Mar. 1890: Fifty teams were needed to haul bridge timber and ties on the CCC Railroad in Carter and Unicoi counties. Interested parties were to apply to V.E. Steen, contractor, Okolona Post Office.
Jun. 1896: W.S. Anderson, known as “The Apple King of East Tennessee,” became the leading authority on the culture and the preservation of apples. He had on his table some very fine apples of that year's growth as well as preserved ones from the crop of 1895, a distinction to which few fruit growers had ever made claim. He developed a system of preserving apples intact as they came from the trees. (Can anyone shed more light on Mr. Anderson?)

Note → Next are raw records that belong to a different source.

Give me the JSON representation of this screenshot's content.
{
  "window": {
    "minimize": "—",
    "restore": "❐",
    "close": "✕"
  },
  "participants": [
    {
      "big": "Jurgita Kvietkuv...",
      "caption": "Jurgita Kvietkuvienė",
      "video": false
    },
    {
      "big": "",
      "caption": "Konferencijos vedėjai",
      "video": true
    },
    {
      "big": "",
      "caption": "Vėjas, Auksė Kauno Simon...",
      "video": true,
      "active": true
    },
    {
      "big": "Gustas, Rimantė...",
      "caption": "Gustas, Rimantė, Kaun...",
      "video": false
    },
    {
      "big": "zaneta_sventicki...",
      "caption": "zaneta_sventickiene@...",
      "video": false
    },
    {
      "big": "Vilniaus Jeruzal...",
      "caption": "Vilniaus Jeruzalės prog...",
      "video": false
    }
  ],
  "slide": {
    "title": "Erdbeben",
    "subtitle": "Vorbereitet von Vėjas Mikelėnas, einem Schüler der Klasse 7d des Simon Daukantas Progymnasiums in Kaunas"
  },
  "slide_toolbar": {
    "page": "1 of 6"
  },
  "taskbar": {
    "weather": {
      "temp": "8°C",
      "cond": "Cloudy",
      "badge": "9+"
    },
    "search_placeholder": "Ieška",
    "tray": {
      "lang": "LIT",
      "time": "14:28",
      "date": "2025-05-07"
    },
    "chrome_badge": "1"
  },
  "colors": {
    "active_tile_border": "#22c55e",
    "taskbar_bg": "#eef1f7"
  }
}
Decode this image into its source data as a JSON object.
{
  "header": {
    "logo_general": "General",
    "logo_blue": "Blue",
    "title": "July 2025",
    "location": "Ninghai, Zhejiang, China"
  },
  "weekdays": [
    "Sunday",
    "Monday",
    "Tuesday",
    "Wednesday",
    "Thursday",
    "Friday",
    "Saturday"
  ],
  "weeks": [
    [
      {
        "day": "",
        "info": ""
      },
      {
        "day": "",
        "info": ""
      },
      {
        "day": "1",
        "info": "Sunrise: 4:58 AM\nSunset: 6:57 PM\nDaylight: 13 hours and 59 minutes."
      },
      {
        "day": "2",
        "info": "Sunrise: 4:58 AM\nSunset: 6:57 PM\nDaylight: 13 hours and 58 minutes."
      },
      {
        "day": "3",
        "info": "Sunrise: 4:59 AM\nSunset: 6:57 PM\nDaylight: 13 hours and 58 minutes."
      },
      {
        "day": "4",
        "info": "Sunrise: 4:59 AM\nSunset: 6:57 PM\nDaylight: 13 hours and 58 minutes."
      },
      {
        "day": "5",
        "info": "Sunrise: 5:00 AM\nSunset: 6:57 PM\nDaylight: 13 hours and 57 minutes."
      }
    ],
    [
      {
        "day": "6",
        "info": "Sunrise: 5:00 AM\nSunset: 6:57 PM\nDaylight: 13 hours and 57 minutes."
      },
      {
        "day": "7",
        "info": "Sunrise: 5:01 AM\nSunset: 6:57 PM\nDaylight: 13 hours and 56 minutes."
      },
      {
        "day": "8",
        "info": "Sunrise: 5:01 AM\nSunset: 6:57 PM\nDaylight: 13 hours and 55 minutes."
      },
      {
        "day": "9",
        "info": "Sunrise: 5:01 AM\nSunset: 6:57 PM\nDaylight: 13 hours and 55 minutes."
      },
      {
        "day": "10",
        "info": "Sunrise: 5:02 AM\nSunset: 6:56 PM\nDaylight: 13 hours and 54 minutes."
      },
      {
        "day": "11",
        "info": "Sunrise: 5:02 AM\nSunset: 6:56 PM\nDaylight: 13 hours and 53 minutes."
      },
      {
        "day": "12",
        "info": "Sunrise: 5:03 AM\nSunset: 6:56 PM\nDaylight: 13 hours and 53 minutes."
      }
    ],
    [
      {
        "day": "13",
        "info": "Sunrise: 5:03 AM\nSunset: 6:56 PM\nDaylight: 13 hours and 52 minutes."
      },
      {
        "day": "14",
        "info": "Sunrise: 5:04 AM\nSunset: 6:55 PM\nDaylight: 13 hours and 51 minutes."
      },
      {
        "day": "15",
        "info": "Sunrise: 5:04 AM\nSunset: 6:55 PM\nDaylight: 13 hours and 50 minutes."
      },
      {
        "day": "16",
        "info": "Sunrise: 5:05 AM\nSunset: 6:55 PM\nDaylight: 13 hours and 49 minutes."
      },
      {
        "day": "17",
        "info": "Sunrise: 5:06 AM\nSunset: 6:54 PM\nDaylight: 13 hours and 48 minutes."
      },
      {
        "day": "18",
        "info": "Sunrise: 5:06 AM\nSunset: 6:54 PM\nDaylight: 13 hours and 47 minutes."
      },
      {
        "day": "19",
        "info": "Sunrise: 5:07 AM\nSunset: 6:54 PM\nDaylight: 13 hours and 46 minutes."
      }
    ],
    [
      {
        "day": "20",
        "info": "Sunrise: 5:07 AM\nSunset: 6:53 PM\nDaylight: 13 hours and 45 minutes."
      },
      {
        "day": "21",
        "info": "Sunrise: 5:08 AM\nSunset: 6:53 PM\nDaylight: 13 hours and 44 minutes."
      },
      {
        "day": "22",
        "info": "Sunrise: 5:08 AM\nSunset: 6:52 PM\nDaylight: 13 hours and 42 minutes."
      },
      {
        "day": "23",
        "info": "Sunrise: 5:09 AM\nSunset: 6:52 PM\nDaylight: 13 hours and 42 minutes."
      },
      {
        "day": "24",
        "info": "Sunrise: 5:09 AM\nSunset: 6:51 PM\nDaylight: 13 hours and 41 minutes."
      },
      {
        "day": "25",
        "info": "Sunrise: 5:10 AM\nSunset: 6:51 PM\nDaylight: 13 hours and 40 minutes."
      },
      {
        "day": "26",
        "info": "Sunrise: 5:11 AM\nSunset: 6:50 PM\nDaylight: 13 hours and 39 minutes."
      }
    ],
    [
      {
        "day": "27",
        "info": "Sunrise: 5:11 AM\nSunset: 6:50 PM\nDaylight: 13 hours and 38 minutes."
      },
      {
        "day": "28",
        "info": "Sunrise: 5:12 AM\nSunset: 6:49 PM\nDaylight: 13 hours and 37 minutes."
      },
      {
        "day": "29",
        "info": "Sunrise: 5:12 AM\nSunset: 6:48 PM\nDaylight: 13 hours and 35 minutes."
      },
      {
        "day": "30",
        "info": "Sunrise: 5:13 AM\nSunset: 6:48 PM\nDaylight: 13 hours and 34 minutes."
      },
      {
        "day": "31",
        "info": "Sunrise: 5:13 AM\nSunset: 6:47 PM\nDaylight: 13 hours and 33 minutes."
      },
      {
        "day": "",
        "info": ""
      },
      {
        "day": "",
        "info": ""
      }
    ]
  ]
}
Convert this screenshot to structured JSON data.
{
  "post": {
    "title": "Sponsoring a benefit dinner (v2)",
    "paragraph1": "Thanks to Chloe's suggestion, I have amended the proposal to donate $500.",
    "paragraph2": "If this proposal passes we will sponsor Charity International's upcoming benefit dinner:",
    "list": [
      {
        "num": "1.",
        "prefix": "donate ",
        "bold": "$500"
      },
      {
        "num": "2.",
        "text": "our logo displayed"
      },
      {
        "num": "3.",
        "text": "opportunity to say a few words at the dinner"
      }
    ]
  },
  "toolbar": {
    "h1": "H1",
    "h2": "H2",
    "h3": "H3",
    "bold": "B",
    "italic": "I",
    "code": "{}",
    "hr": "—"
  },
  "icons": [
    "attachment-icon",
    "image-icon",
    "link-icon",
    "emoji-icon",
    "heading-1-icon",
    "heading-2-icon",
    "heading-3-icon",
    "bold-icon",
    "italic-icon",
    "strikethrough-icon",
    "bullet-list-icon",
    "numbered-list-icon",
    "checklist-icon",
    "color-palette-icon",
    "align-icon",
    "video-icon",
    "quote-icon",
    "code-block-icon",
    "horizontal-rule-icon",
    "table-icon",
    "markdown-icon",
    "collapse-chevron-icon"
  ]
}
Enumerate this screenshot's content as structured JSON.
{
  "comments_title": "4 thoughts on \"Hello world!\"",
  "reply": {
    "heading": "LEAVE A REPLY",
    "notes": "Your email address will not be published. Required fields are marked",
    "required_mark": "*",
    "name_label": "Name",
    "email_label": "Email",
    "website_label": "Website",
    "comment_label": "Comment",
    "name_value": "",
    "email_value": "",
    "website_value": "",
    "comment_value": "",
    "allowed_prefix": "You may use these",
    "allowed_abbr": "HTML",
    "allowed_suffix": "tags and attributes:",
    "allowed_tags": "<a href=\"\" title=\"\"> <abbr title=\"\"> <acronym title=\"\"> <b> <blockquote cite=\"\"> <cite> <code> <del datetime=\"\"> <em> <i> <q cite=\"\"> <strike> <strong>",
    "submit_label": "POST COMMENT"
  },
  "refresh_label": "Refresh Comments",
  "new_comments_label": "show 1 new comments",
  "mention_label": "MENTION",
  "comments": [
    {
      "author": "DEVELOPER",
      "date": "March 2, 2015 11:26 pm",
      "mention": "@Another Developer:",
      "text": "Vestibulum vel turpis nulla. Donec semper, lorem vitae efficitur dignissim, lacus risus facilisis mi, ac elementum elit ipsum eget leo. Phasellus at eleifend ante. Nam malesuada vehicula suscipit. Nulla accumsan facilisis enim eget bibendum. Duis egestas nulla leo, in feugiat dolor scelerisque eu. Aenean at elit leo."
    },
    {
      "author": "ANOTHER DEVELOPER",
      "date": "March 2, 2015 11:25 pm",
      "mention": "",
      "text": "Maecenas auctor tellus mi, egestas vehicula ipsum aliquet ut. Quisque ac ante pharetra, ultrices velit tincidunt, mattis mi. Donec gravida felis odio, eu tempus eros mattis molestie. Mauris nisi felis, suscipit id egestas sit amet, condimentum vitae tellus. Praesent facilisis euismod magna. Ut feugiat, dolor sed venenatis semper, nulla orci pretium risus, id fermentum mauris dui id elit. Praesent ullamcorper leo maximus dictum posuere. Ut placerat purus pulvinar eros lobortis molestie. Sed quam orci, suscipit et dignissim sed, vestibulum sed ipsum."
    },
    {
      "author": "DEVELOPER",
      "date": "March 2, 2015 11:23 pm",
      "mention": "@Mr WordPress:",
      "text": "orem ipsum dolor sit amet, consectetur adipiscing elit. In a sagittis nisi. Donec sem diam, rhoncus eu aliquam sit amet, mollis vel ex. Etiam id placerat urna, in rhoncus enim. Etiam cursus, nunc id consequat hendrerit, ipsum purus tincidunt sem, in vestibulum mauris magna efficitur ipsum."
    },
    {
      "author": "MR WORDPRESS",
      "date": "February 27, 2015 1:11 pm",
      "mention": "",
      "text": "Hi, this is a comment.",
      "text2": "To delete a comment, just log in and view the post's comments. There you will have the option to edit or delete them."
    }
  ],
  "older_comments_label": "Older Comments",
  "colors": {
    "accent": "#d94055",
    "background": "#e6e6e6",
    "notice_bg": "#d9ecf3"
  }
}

Sep. 1897: The Rev. H.M. Peebles and his little son of Okolona, who had been suffering with diphtheria, were much better and expected to recover soon.
Nov. 1898: While fishing near his home at Okolona, John K. Haynes, the 10-year-old son of Mr. and Mrs. George Haynes fell in the creek and was drowned. He was afflicted with a falling sickness and supposedly fell in the creek during a spasm.
Dec. 1898: Mr. Zach Pugh came to Johnson City from his Okolona home and combined business with pleasure by subscribing to The Comet newspaper, a duty he believed every man owed to his family.
Jul. 1899: An excursion was advertised that would run from Johnson City to Unaka Springs on Sunday, July 30. The train departed Market Street at 8 a.m. and returned at 6 p.m. The outing afforded residents a splendid opportunity for spending a day in the beautiful East Tennessee mountains. Round trip fare was as follows: Johnson City $.65, Okolona $.60, Marbleton $.50, Rose Hill $.40, Unicoi $.25, Rock Creek $.30, and Erwin $.20. Tickets could be purchased at Gump Brothers on Main Street.
Nov. 1902: My column photo shows a South & Western Railway Co. passenger schedule between Johnson City and Spruce Pine, NC, a distance of 64 miles, which included 22 stops. The Okolona stop was between Johnson City and Marbleton. The “f” identified flag stops, meaning you had to flag down the train in order to gain access. The “t” defines those stops with telephone availability.